I need your assistance. I've proposed the bosses on the site I write for to review the new Portishead.
Fact is I'm not a huge fan of the band (although I really like their first album), and I haven't much to say about "Third".
So would you help me with my homework ? I mean I'm not gonna copy/paste what you'll say, of course
Anyway it'll be in French, so you won't be able to tell
"Explain why you love (or don't love) Portishead's Third"
Well, finally after a third listening, i have to admit the music is very well written and played, but the problem is that Beth Gibbons seems to be over depressed to the unbearable
and I 'm not a fan of that cold direction they gave to their sound
evreybody does that nowadays... they've lost a ot of their originality (that subtle mix of dance and pop they had crafted for Dummy>:i>)
and it's way too depressed for me
i've sent my review now
strange album : I agree the music is sometimes beautiful, but anyway it is the perfect album for the very predictable critics : experimental, dark, and unaccessible to the general public, much less accessible than "Dummy"
Once they managed to appeal to electronic dance lovers and alternative rock fans, now they fall in the second category only.
That's more or less what i wrote
Despite being still very idiosynchratic and personnal, their music is no longer original.
Now, with their krautrock influenced music and their self pitying lyrics, they are not so far from Radiohead's niche.
And it is painful and tiring to me hearing a beautiful 40-year old woman singing the same claustrophobic lyrics all through the album like a lost teenager.
That exactly the point raised by Toni in the Beatles Survivor thread : depressed songs and lyrics are always praised by the critics
Humor, exuberance and frivolity are often cast aside.
Pity.
And this doesn't only apply to music-critics. It's the same with film-critics: To get an OSCAR you have a much better chance, if you play a character that is mentally ill or if the movie is a drama.
A comedy has no chance.
Whoa, I'm listening to Sun Kil Moon right now.. Portishead would probably sound like Santa Claus on a snowy morning right about now. My god this is depressing.
Let me post a (quite) funny personal true story that illustrates the scary qualities of the last Portishead incarnation. On Wednesday night my 8 year-old son Miguel jumped into our bed during the night.
Honorio: What’s the matter, Miguel?
Miguel: I’m scared, I was having a nightmare.
H: Don’t worry, Mike, it was just a dream. But tell me, what kind of nightmare, son?
M: I was dreaming about those little men of daddy’s magazine.
H: What daddy’s magazine? And what little men? Anyway, don’t worry, Mike, you’re with mom and dad now. Sleep here with us for a while.

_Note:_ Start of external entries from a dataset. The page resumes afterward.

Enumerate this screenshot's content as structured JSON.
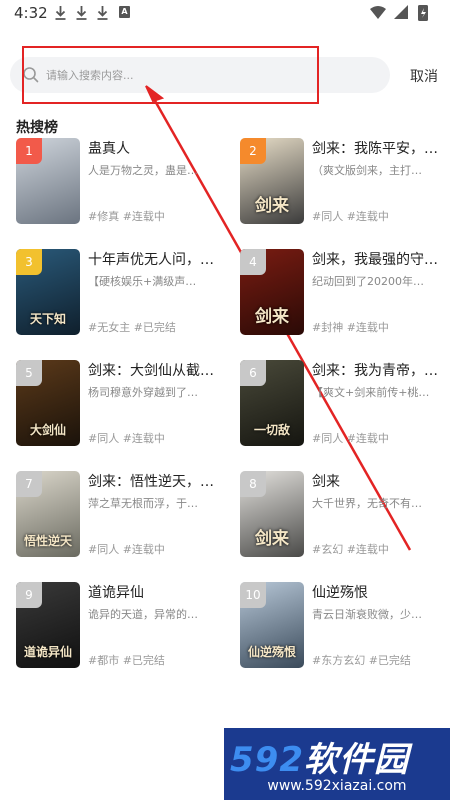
{
  "status": {
    "time": "4:32",
    "box_label": "A"
  },
  "search": {
    "placeholder": "请输入搜索内容...",
    "cancel_label": "取消"
  },
  "section_title": "热搜榜",
  "books": [
    {
      "rank": "1",
      "badge_color": "#f25a4a",
      "title": "蛊真人",
      "desc": "人是万物之灵，蛊是…",
      "tags": "#修真 #连载中",
      "cover_text": "",
      "cover_colors": [
        "#cfd5dc",
        "#6b7480"
      ]
    },
    {
      "rank": "2",
      "badge_color": "#f58a2c",
      "title": "剑来：我陈平安，…",
      "desc": "（爽文版剑来，主打…",
      "tags": "#同人 #连载中",
      "cover_text": "剑来",
      "cover_colors": [
        "#e9dfc9",
        "#3b3b3b"
      ]
    },
    {
      "rank": "3",
      "badge_color": "#f2c12e",
      "title": "十年声优无人问，…",
      "desc": "【硬核娱乐+满级声…",
      "tags": "#无女主 #已完结",
      "cover_text": "天下知",
      "cover_colors": [
        "#2a5a7a",
        "#0f1f2c"
      ]
    },
    {
      "rank": "4",
      "badge_color": "#c8c8c8",
      "title": "剑来，我最强的守…",
      "desc": "纪动回到了20200年…",
      "tags": "#封神 #连载中",
      "cover_text": "剑来",
      "cover_colors": [
        "#7a1c12",
        "#2a0a06"
      ]
    },
    {
      "rank": "5",
      "badge_color": "#c8c8c8",
      "title": "剑来：大剑仙从截…",
      "desc": "杨司穆意外穿越到了…",
      "tags": "#同人 #连载中",
      "cover_text": "大剑仙",
      "cover_colors": [
        "#5c3a1a",
        "#1a120a"
      ]
    },
    {
      "rank": "6",
      "badge_color": "#c8c8c8",
      "title": "剑来：我为青帝，…",
      "desc": "【爽文+剑来前传+桃…",
      "tags": "#同人 #连载中",
      "cover_text": "一切敌",
      "cover_colors": [
        "#4a4a3a",
        "#151510"
      ]
    },
    {
      "rank": "7",
      "badge_color": "#c8c8c8",
      "title": "剑来：悟性逆天，…",
      "desc": "萍之草无根而浮，于…",
      "tags": "#同人 #连载中",
      "cover_text": "悟性逆天",
      "cover_colors": [
        "#dcd8cc",
        "#6a6a60"
      ]
    },
    {
      "rank": "8",
      "badge_color": "#c8c8c8",
      "title": "剑来",
      "desc": "大千世界，无奇不有…",
      "tags": "#玄幻 #连载中",
      "cover_text": "剑来",
      "cover_colors": [
        "#e4e2de",
        "#4a4a48"
      ]
    },
    {
      "rank": "9",
      "badge_color": "#c8c8c8",
      "title": "道诡异仙",
      "desc": "诡异的天道，异常的…",
      "tags": "#都市 #已完结",
      "cover_text": "道诡异仙",
      "cover_colors": [
        "#3a3a3a",
        "#101010"
      ]
    },
    {
      "rank": "10",
      "badge_color": "#c8c8c8",
      "title": "仙逆殇恨",
      "desc": "青云日渐衰败微，少…",
      "tags": "#东方玄幻 #已完结",
      "cover_text": "仙逆殇恨",
      "cover_colors": [
        "#b8c8d8",
        "#3a4a5a"
      ]
    }
  ],
  "watermark": {
    "brand_num": "592",
    "brand_cn": "软件园",
    "url": "www.592xiazai.com"
  },
  "colors": {
    "accent_red": "#e32424",
    "watermark_bg": "#1b3a8f"
  }
}
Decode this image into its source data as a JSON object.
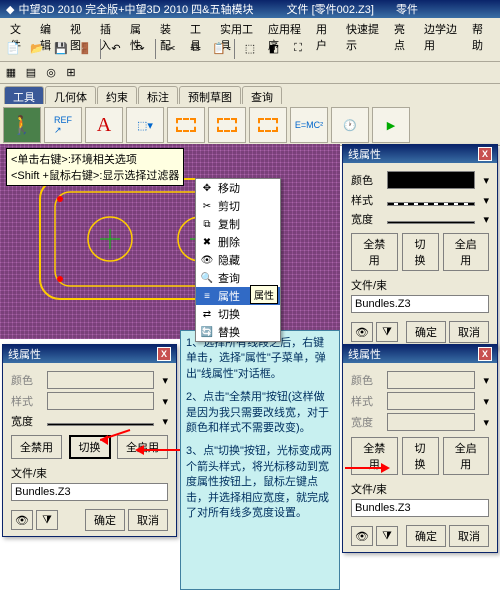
{
  "titlebar": {
    "app": "中望3D 2010 完全版+中望3D 2010 四&五轴模块",
    "file": "文件 [零件002.Z3]",
    "type": "零件"
  },
  "menu": [
    "文件",
    "编辑",
    "视图",
    "插入",
    "属性",
    "装配",
    "工具",
    "实用工具",
    "应用程序",
    "用户",
    "快速提示",
    "亮点",
    "边学边用",
    "帮助"
  ],
  "toolbar1_icons": [
    "new",
    "open",
    "save",
    "exit",
    "undo",
    "redo",
    "ref",
    "wire",
    "shade",
    "iso",
    "fit"
  ],
  "tabs": [
    "工具",
    "几何体",
    "约束",
    "标注",
    "预制草图",
    "查询"
  ],
  "bigtool_icons": [
    "exit",
    "ref",
    "text",
    "shape",
    "rect1",
    "rect2",
    "rect3",
    "emc2",
    "clock",
    "flag"
  ],
  "hint": {
    "l1": "<单击右键>:环境相关选项",
    "l2": "<Shift +鼠标右键>:显示选择过滤器"
  },
  "ctx": {
    "items": [
      "移动",
      "剪切",
      "复制",
      "删除",
      "隐藏",
      "查询",
      "属性",
      "切换",
      "替换"
    ],
    "tooltip": "属性"
  },
  "panel": {
    "title": "线属性",
    "labels": {
      "color": "颜色",
      "style": "样式",
      "width": "宽度"
    },
    "buttons": {
      "disable_all": "全禁用",
      "toggle": "切换",
      "enable_all": "全启用"
    },
    "file_label": "文件/束",
    "file_value": "Bundles.Z3",
    "ok": "确定",
    "cancel": "取消"
  },
  "notes": {
    "n1": "1、选择所有线段之后，右键单击，选择\"属性\"子菜单，弹出\"线属性\"对话框。",
    "n2": "2、点击\"全禁用\"按钮(这样做是因为我只需要改线宽，对于颜色和样式不需要改变)。",
    "n3": "3、点\"切换\"按钮，光标变成两个箭头样式，将光标移动到宽度属性按钮上，鼠标左键点击，并选择相应宽度，就完成了对所有线多宽度设置。"
  }
}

Next morning I saw the magazine (“daddy’s magazine” was the last issue of Rockdelux) and I just had to laugh. On the cover there was a photo of Portishead and I had to admit that was really creepy. The expression on the face of Beth Gibbons (with her eyes almost out of the sockets) was quite terrifying but the thing that scared my son the most was the two blurred figures of Barlow and Utley in the background.